Delhi’s Aam Aadmi Party (AAP) government on Friday refused to be a part of the Ayushman Bharat scheme, saying the Centre’s flagship national health protection scheme (NHPS) would not offer cover to enough people and that the state would work towards implementing its own health insurance scheme instead.
Ayushman Bharat, often referred to as ‘Modicare’, is expected to be launched by the Union government on August 15. It aims to provide health insurance cover of up to Rs 5 lakh to 500 million “poor and vulnerable” Indians. Under the scheme, the states will have to pay for 40% of the funds disbursed, while the Centre will contribute the rest.
“The state government does not agree with the Centre’s health insurance scheme because it is bound to exclude a majority of Delhi’s population who need it. The Delhi government will work towards implementing its own health insurance scheme,” Dr Kirti Bhushan, director general of health services, Delhi government, said on Friday.
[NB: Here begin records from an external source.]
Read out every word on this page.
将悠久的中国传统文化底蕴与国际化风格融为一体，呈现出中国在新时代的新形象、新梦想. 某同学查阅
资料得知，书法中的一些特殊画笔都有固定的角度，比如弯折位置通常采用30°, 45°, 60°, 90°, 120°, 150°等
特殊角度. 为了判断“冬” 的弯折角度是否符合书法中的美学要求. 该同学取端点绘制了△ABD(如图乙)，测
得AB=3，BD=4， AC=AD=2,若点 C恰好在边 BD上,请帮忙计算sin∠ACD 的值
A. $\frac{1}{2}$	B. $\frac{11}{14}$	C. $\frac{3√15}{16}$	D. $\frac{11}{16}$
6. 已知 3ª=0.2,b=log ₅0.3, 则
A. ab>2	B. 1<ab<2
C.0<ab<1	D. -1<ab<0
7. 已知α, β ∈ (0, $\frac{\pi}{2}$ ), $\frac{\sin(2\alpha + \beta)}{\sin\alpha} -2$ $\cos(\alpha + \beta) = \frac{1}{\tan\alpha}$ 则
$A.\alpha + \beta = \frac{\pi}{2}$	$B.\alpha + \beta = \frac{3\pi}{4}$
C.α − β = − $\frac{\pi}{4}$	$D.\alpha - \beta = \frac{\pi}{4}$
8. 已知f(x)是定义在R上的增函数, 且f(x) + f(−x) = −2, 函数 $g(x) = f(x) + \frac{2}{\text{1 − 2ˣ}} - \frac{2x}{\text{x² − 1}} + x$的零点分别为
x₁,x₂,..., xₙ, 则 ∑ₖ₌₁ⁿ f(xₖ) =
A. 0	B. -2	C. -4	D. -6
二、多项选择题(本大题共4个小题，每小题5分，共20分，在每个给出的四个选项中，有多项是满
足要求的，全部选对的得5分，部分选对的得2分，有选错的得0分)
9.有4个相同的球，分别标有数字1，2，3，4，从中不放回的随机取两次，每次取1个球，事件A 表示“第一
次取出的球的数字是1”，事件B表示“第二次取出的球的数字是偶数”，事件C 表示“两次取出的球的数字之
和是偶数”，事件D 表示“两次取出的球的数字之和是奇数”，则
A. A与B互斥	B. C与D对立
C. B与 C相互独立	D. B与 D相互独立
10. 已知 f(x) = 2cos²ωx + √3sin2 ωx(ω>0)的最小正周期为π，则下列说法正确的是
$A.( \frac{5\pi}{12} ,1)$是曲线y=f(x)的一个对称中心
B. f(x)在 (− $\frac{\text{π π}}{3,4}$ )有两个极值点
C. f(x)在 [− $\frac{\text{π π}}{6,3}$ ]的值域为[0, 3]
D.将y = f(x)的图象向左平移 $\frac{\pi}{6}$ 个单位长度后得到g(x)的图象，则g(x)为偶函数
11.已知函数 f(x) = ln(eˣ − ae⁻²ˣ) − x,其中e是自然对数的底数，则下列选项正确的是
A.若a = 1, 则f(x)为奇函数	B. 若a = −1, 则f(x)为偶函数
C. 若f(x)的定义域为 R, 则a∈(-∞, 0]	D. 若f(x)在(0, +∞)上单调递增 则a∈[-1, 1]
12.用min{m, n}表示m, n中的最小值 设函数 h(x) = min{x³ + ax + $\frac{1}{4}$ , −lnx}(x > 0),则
“Under NHPS, the government will cover beneficiaries according to the socio-economic caste census of 2011. The population of Delhi is rapidly growing and greatly varies from what it was in 2011. So, providing insurance on the basis of that data will be a flawed practice,” he added.
She also pointed out that 73.4% of all the households surveyed by SECC were for rural India, while Delhi only has 8% of rural population.
When contacted, Ayushman Bharat CEO Dr Indu Bhushan, however, said that the Delhi government hasn’t officially conveyed anything about not signing the scheme to her department. “I had a review meeting today, where I was told that Delhi would sign after their assembly session ends today,” he said.
Only eight states are yet to come on board with the Central scheme — Odisha, Punjab, Tamil Nadu, Kerala, Karnataka, Telangana, Maharashtra and Delhi. Public health is a state subject, according to the Indian Constitution.
While Odisha has launched a parallel scheme that offers hospitalisation cover of up to Rs 5 lakh to men and Rs 7 lakh to women, “the other states have agreed and are in the process of signing”, Dr Indu Bhushan said.
The Delhi government has allocated Rs 100 crore in this year’s budget for the state insurance scheme that will provide a cover of Rs 1 lakh per family per year for most illnesses that need hospitalisation and Rs 2-4 lakh for critical illnesses. According to Delhi health minister Satyendar Jain, between 1,700-1,800 illnesses and conditions will be listed as ‘critical’.
A government official familiar with the developments said that the insurance scheme to be launched by the Delhi government will also include beneficiaries who show National Food Security cards and have electricity connection load below 2 kilowatts. The officials claimed that this will widen the beneficiary net to include 1.2 crore people as opposed to the 35 lakh people (7 lakh families) who would receive insurance cover if the Centre’s norms were followed.
“It should not be either/ or; the state government should utilise funds from the centre to augment their own scheme. Combining the two, if possible, would help in making the scheme more workable as several of the package rates that have been proposed are way below the market rates and hospitals may not be able to or want to operate on those costs. Also, it is important to not have the 1 lakh or 5 lakh cap on the insurance cover uniformly for all. Rather the schemes must look at disease category wise cover because, for example, a person who undergoes an organ or bone marrow transplant will need expensive medicines for life, but that is not true for someone who has undergone other routine surgeries,” said Dr MC Mishra, former director of All India Institute of Medical Science.